In the United States, congestion pricing continues to garner considerable attention from policymakers and transportation advocates. New York is famously working to roll out their initiative in 2021. Major studies are underway to study the policy’s application in Los Angeles and Chicago. Outside of the three largest American cities, places like Seattle, San Francisco, Boston, and Washington, DC all have some kind of policy exploration underway to pursue their own congestion pricing strategy.
And for good reason.
The idea of charging drivers to travel into busy areas, or use busy roads, at certain times of day is a viable, powerful, and sustainable approach to address issues of urban mobility and access. Indeed, it has worked essentially every place it has been tried and has the potential to advance sustainability and equity goals in the United States. When done right, it can reduce the negative social, economic, and environmental externalities associated with driving and traffic congestion. It is proven to significantly improve mobility by providing better transit, walking, and biking options. And it can generate substantial revenue to support those goals.
That’s why Eno and a group of partners recently facilitated a study tour to examine congestion pricing in action in London and Stockholm.* Those cities employ cordon style pricing, which assesses a fee on motorists that drive in a defined area of the city center, similar to what officials are planning to do in New York. Both cities coupled the charge with vastly improved bus service in advance of the policy’s rollout to accommodate the expected shift from driving to transit.
On the tour we met with officials responsible for developing and implementing the schemes (their term) at the time, as well as a range of civic, corporate, academic, and nonprofit leaders. We learned how the strategies evolved over time to reflect, for example, changing technologies, and how they align with other efforts to lower vehicular emissions and support sustainable modes of transportation. The intent was to help participants tailor programs and accelerate progress back home through relationships built on the tour. To that end, tour attendees also learned from one another about shared and unique challenges in their cities.
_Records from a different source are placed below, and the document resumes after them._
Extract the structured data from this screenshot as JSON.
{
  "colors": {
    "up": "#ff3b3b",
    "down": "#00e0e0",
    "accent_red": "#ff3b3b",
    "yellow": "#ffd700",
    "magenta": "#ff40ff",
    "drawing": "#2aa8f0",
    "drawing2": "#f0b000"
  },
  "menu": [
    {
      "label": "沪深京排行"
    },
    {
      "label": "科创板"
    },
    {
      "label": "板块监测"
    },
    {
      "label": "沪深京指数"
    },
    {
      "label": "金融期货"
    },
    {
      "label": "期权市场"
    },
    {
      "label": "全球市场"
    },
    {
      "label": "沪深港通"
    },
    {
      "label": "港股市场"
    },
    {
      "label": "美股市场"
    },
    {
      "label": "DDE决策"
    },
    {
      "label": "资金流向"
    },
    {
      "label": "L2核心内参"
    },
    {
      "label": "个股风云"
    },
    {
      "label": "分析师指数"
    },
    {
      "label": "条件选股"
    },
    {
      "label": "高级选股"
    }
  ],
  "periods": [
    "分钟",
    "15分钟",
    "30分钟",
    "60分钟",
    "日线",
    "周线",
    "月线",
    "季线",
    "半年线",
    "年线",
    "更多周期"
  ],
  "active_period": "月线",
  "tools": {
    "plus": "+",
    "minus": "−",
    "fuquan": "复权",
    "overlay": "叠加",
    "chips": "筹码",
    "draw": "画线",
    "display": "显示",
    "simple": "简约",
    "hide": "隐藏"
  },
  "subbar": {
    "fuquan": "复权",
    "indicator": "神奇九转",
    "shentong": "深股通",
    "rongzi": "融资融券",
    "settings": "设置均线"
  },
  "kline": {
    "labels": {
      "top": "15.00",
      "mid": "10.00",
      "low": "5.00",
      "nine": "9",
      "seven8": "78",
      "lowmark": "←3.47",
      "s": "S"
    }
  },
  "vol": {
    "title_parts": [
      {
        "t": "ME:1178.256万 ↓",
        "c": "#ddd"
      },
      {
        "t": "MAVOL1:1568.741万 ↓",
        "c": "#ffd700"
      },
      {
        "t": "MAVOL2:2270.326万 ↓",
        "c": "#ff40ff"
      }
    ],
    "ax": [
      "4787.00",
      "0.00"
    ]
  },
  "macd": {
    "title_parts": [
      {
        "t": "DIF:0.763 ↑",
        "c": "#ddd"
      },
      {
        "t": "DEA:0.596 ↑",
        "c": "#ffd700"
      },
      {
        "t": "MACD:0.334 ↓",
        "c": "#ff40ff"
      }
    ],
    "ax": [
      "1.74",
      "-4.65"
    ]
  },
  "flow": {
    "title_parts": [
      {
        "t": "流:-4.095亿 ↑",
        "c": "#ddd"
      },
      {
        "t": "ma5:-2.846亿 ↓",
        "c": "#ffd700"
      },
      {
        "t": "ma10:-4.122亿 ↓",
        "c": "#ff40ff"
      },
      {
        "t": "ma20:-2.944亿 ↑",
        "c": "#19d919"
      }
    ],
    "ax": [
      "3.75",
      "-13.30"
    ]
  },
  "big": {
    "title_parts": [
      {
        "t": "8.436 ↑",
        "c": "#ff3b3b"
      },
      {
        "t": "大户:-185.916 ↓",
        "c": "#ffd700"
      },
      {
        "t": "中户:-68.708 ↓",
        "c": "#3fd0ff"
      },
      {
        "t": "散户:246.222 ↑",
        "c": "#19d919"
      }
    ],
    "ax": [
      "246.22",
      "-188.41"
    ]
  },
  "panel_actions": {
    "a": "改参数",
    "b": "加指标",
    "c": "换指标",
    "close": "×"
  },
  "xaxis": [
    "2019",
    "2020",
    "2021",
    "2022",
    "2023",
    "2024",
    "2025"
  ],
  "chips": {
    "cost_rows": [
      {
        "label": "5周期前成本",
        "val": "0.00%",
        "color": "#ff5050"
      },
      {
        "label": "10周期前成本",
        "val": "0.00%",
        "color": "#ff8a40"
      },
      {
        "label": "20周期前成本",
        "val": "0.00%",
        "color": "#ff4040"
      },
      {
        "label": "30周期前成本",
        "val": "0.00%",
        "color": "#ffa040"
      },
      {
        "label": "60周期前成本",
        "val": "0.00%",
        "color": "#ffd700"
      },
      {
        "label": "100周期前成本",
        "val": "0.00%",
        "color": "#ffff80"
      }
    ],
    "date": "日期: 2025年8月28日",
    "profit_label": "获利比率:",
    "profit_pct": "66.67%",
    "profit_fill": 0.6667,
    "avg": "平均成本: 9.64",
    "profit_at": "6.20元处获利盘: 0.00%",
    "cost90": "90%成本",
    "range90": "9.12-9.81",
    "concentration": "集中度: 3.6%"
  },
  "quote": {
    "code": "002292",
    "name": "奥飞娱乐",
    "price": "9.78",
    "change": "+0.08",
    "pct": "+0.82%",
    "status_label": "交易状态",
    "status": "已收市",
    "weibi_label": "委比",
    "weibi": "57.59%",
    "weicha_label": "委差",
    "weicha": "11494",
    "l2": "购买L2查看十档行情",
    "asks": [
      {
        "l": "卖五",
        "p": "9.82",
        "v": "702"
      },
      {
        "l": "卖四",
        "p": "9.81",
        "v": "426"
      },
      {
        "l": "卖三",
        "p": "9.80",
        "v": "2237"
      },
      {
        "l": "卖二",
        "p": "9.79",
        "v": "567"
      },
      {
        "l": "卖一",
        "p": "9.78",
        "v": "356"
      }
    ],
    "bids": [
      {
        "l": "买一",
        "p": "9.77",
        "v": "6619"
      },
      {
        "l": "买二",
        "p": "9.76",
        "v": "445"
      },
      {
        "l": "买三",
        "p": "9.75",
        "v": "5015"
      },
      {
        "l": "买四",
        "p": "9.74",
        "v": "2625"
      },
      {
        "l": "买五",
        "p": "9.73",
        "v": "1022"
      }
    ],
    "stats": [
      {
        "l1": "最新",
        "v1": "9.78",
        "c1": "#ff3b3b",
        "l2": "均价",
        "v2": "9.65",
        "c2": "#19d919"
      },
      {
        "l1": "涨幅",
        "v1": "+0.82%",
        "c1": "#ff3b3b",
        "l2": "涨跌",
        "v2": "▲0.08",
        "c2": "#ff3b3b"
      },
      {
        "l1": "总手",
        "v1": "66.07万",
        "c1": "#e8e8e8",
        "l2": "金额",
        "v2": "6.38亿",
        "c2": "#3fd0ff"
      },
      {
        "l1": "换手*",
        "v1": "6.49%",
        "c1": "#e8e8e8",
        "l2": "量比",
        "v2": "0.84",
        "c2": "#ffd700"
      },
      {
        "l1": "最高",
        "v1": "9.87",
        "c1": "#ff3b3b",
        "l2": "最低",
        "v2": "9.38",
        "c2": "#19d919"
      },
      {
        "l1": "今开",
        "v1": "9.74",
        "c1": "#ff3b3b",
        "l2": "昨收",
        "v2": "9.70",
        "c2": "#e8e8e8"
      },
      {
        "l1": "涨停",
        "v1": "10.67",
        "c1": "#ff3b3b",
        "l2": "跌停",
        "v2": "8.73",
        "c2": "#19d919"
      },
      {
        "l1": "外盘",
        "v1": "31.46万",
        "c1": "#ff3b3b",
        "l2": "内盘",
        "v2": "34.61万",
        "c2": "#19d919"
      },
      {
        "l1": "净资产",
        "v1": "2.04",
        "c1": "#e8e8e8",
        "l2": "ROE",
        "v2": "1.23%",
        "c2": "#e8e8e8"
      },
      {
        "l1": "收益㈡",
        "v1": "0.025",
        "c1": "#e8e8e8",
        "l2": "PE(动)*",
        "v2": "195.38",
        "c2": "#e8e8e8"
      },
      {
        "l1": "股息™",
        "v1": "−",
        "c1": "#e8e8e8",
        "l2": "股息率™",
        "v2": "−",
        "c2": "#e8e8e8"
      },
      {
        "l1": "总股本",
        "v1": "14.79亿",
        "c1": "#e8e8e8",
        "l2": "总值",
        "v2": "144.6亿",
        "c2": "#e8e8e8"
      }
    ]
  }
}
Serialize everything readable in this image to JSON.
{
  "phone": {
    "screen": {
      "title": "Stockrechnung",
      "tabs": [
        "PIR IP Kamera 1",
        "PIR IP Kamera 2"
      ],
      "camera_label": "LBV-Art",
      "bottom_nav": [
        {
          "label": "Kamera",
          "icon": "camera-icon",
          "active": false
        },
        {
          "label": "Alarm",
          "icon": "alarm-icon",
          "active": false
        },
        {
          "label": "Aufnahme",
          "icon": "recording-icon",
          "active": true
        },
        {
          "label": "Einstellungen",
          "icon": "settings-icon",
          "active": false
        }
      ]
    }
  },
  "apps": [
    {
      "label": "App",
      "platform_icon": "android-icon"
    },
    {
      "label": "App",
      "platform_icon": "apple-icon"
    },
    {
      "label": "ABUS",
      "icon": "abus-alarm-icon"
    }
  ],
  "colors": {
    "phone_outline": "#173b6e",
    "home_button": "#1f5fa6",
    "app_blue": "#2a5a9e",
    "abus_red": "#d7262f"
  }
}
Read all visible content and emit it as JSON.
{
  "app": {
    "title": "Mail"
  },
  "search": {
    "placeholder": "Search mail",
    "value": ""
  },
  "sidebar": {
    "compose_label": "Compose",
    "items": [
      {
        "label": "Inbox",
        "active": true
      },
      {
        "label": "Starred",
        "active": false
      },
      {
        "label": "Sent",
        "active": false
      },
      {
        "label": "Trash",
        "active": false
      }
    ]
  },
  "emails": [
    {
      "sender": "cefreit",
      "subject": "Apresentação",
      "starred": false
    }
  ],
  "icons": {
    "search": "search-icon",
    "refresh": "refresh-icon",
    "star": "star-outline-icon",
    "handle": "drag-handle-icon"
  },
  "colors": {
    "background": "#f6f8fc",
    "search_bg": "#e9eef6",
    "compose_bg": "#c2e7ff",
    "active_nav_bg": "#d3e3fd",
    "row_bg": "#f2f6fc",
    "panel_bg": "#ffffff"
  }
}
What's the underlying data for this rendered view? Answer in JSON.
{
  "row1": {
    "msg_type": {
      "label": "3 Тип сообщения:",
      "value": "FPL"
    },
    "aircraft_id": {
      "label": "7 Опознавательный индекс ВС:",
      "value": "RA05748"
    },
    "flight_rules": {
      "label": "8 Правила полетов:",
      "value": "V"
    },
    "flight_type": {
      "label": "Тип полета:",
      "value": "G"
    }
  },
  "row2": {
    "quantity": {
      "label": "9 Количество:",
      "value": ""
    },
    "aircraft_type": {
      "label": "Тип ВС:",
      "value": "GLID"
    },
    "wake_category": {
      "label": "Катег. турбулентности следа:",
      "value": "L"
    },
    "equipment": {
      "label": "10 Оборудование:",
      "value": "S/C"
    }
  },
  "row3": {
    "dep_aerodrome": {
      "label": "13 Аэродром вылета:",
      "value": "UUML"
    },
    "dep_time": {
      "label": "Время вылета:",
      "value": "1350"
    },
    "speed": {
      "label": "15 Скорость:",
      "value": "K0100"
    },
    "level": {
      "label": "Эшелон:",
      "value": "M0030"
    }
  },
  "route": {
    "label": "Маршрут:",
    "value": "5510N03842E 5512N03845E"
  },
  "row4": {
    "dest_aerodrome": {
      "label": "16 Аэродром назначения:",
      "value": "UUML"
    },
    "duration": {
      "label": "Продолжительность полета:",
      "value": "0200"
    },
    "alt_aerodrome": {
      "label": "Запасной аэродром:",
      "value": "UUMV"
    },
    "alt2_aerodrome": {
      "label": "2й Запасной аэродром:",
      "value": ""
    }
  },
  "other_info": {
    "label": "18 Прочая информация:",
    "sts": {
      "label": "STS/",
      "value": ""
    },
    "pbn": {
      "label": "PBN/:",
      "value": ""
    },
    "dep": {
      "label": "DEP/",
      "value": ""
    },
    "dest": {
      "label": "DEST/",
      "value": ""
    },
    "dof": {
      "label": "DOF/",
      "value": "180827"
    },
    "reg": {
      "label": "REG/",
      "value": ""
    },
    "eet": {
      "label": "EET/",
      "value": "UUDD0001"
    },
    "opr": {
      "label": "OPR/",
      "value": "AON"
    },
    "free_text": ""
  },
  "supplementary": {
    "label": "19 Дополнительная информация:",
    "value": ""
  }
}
Connections made on the tour can lead to future sharing of best practices, as the participating cities continue to develop their congestion pricing policies.
One big takeaway: there is no one key to success. In London, the plan needed the unwavering support of the new mayor Ken Livingstone in order to keep it from unraveling before it even got started. Stockholm benefitted from a unique governing coalition in the national legislature to overcome initial opposition from that city’s new mayor. The plan then had to survive a public referendum to keep it in place. Governance and institutional strictures are certainly different between Europe and the United States, but congestion pricing is nevertheless a major political lift.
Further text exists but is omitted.